しかし、産油国による原油の減産や円安などを受け、再び価格が上昇。9月4日時点の1リットル当たりの全国平均小売価格(レギュラー) は186・5円と、過去最高値を更新しています。
こうした燃油価格の高騰を緩和するため、政府は、ガソリン補助金の補助額・補助率を段階的に見直す新制度を発動させ、年末まで延長することになりました。発動前(4日時点) は1リットル当たり9円程度の補助額でしたが、今後、さらに補助額をアップしていきます。その結果、全国平均小売価格は10月中には175円程度に抑えられる見込みです。
――ガソリン以外の燃油については。
ガソリンと同様に、軽油や灯油、重油、航空機燃料にも激変緩和措置が行われています。
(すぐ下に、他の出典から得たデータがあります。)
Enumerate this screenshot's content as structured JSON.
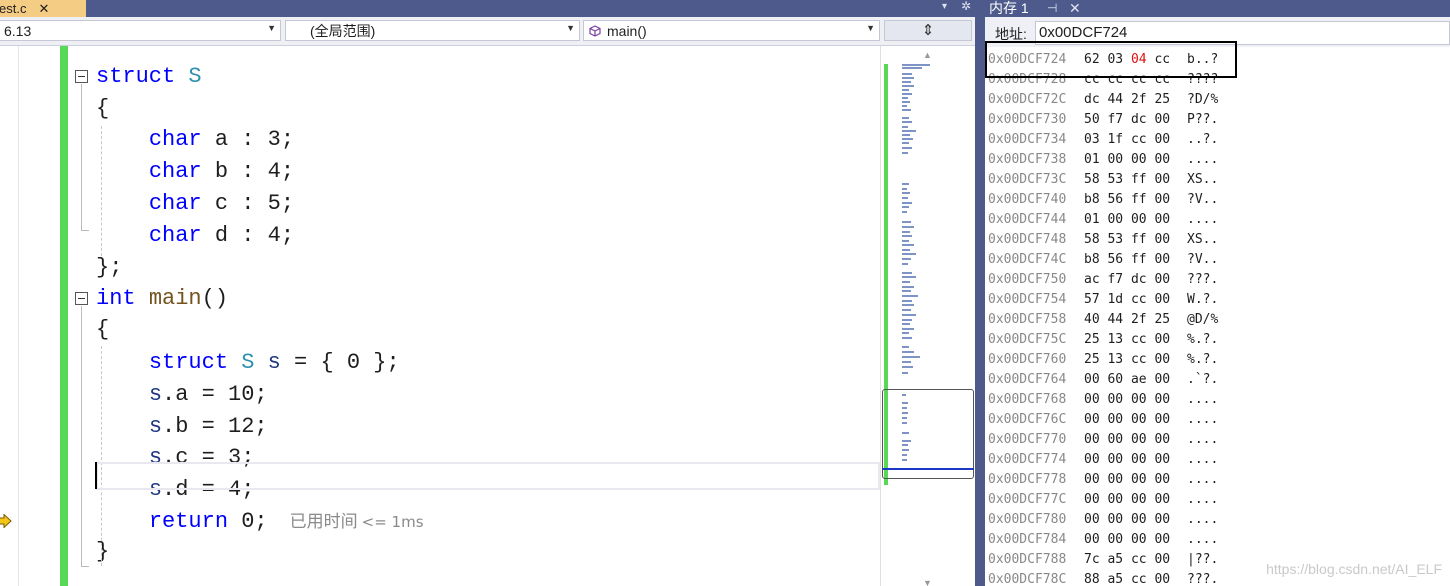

これも当初は9月末までが期限でしたが、新制度の対象に含まれることになり、引き続き支援が実施されます。
■(電気・都市ガス)家計・企業の負担軽減継続
――電気・都市ガス代については。
今年1月使用分から使用量に応じた料金の値引きが行われていますが、脱炭素化の潮流も踏まえ、9月使用分は補助額を半額にした後、10月使用分以降は打ち切るのが当初の計画でした。
しかし、電気代などが家計や企業活動に与える影響を考慮し、現行の負担軽減策を、当面(12月使用分まで) 継続します。補助額は家庭向けの電気料金で1キロワット時当たり3・5円、企業向けで1・8円を補助。都市ガス代は1立方メートル当たり15円を値引きします。
■山口代表が首相に訴え、支援延長の流れつくる
――党の取り組みは。
物価高騰が続く中で、燃油・電気・都市ガス代の負担軽減策が9月末に期限を迎えることに国民から不安の声が上がっていました。
そこで公明党の山口那津男代表が7月13日、仙台市内の講演でガソリン補助金について「心配な状況が出てきたら続けられるように考えたい」と主張するなど、負担軽減策の延長に向け、党幹部が積極的に発言を繰り返してきました。
特に8月9日の自公党首会談で、山口代表が、負担軽減策の期限が切れることへの国民の不安を取り除く必要があると岸田文雄首相に訴え、首相が賛同したことが、大きな流れをつくりました。
同22日には岸田首相から、燃油価格対策を与党で緊急に検討してほしいとの要請を受け、公明党は政府・与党内で協議を重ねながら、燃油に加えて電気・都市ガス代の負担軽減策の延長も求める緊急提言を同30日に政府へ提出。同日、岸田首相が、これらの負担軽減策の10月以降の継続を決断するに至りました。
――期限が迫る中での発表でした。
10月以降も延長するかどうかは、9月1日までに決めなければ混乱を招きます。公明党が、ギリギリのタイミングで政府の決断を促したといえます。
■(経済対策) 賃上げの環境整備へ全力
――今後、政府が策定する経済対策について。
まず、燃油・電気・都市ガス代については、当面の負担を和らげる手立てを打つことができました。しかし、これから暖房需要が高まる冬に備え、対策を強化しなければなりません。また、物価高はエネルギー価格以外にも、さまざまな分野に影響が及んでおり、生活者支援も含めた、きめ細かい対策が求められています。そのためには、大規模な経済対策が必要だと考えています。
特に重要になるのが、賃上げです。最低賃金は全国加重平均で1004円となりましたが、まだ物価上昇には追い付いていません。中小企業が価格転嫁できる環境整備も急務です。物価上昇率を上回る賃上げなどを実現し、経済の好循環を生む政策の総動員を訴えていきたいと思います。
物価高騰の“危機”に対して、公明党は国会議員、地方議員のネットワークの力を生かし、現場の声を受け止めながら、機動的な対応を政府に強く求めていく決意です。